The ask for Soto is high — but acquiring a superstar of his quality is worth any price

  • Senior writer ESPN Magazine/ESPN.com
  • Analyst/reporter ESPN television
  • Author of “The Last Night of the Yankee Dynasty”

In recent days, Nationals GM Mike Rizzo has made one thing clear to teams interested in Juan Soto: If none of them meet his — reportedly mountainous — asking price, he’ll keep the 23-year-old superstar. In the hours ahead, we’ll have a better idea if that’s a bit of a bluff and that Rizzo has been ordered by ownership to deal Soto, in lieu of signing him to a long-term deal.

But either way, you wouldn’t blame Rizzo for aiming high, because in baseball’s superstar trades, the team that gets the elite player almost always wins the deal. And any team that lands Soto stands a good chance of having two and a half years — or more — of extraordinary production.
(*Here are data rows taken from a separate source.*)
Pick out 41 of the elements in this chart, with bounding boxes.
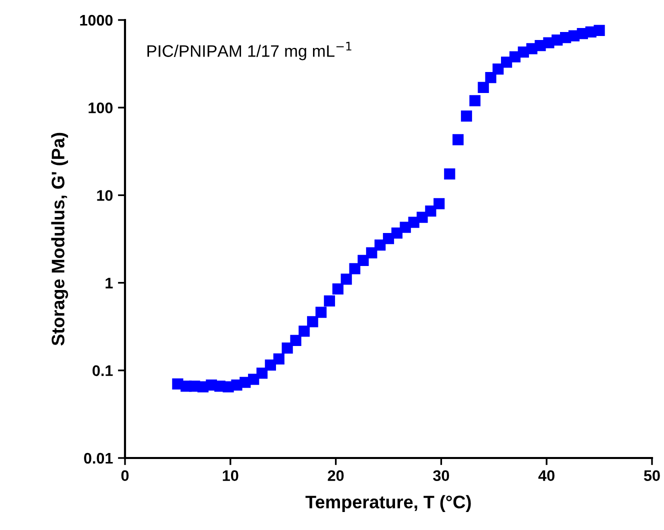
point	[315, 306, 327, 318]
point	[485, 72, 496, 84]
point	[425, 205, 436, 217]
point	[307, 316, 318, 328]
point	[332, 283, 344, 295]
point	[416, 212, 428, 223]
point	[340, 274, 352, 285]
y-tick-label: 1	[106, 278, 113, 288]
y-tick-label: 0.01	[84, 452, 113, 464]
y-tick-label: 1000	[80, 14, 113, 26]
annotation: PIC/PNIPAM 1/17 mg mL$^{−1}$	[147, 42, 352, 60]
y-tick-label: 100	[88, 102, 113, 114]
point	[478, 82, 489, 93]
point	[460, 110, 472, 122]
point	[324, 295, 336, 307]
x-tick-label: 10	[222, 470, 238, 482]
point	[444, 168, 456, 180]
point	[434, 198, 445, 210]
point	[290, 334, 302, 346]
point	[374, 239, 386, 251]
x-tick-label: 50	[644, 470, 660, 482]
point	[248, 374, 260, 385]
point	[492, 64, 504, 75]
point	[594, 24, 605, 36]
point	[282, 342, 293, 354]
point	[452, 134, 464, 146]
x-axis-title: Temperature, T (°C)	[306, 495, 471, 512]
point	[349, 263, 360, 274]
point	[256, 368, 268, 379]
y-axis-title: Storage Modulus, G' (Pa)	[51, 132, 68, 346]
x-tick-label: 0	[121, 470, 129, 482]
point	[469, 95, 480, 106]
point	[358, 254, 369, 266]
x-tick-label: 40	[538, 470, 554, 482]
x-tick-label: 30	[433, 470, 450, 482]
point	[298, 326, 310, 337]
point	[273, 353, 284, 365]
x-tick-label: 20	[328, 470, 344, 482]
point	[366, 247, 378, 258]
y-tick-label: 0.1	[92, 365, 113, 376]
y-tick-label: 10	[97, 190, 113, 201]
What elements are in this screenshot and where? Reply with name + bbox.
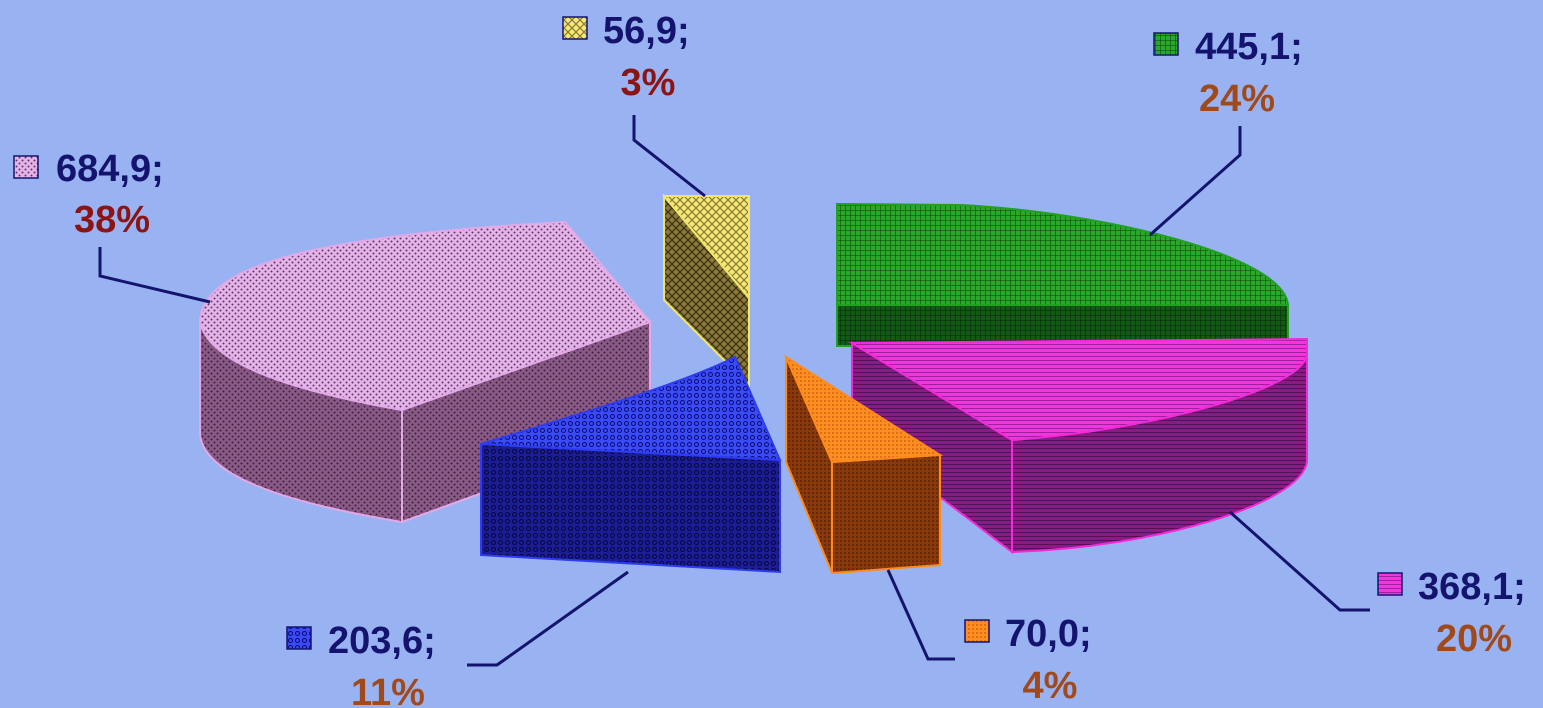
data-label: 368,1; 20% [1377,566,1526,660]
legend-swatch-icon [1377,572,1403,596]
pie-slice-side [831,453,941,575]
percent-label: 38% [74,199,150,241]
pie-slice-700 [783,354,944,575]
leader-line [98,247,211,304]
pie-slice-2036 [480,355,782,574]
leader-line [467,570,629,667]
legend-swatch-icon [964,619,990,643]
value-label: 203,6; [328,620,436,662]
pie-slice-top [198,220,652,412]
data-label: 203,6; 11% [286,620,436,708]
leader-line [1149,126,1242,237]
legend-swatch-icon [562,16,588,40]
value-label: 70,0; [1005,613,1092,655]
data-label: 684,9; 38% [13,148,164,241]
data-label: 70,0; 4% [964,613,1092,707]
pie-slice-3681 [848,337,1308,555]
leader-line [1229,510,1370,612]
pie-slice-top [783,354,944,464]
pie-slice-569 [661,193,750,388]
legend-swatch-icon [13,155,39,179]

The Nationals, meanwhile, will be hoping a group of prospects can collectively come close to matching the young slugger’s production.

Soto’s career adjusted OPS+, through his age-23 season, is 159. That’s higher than Henry Aaron’s at the same age, higher than Willie Mays’, in the same ballpark but less than Mike Trout’s or Ted Williams’ — a pretty good statistical neighborhood to inhabit.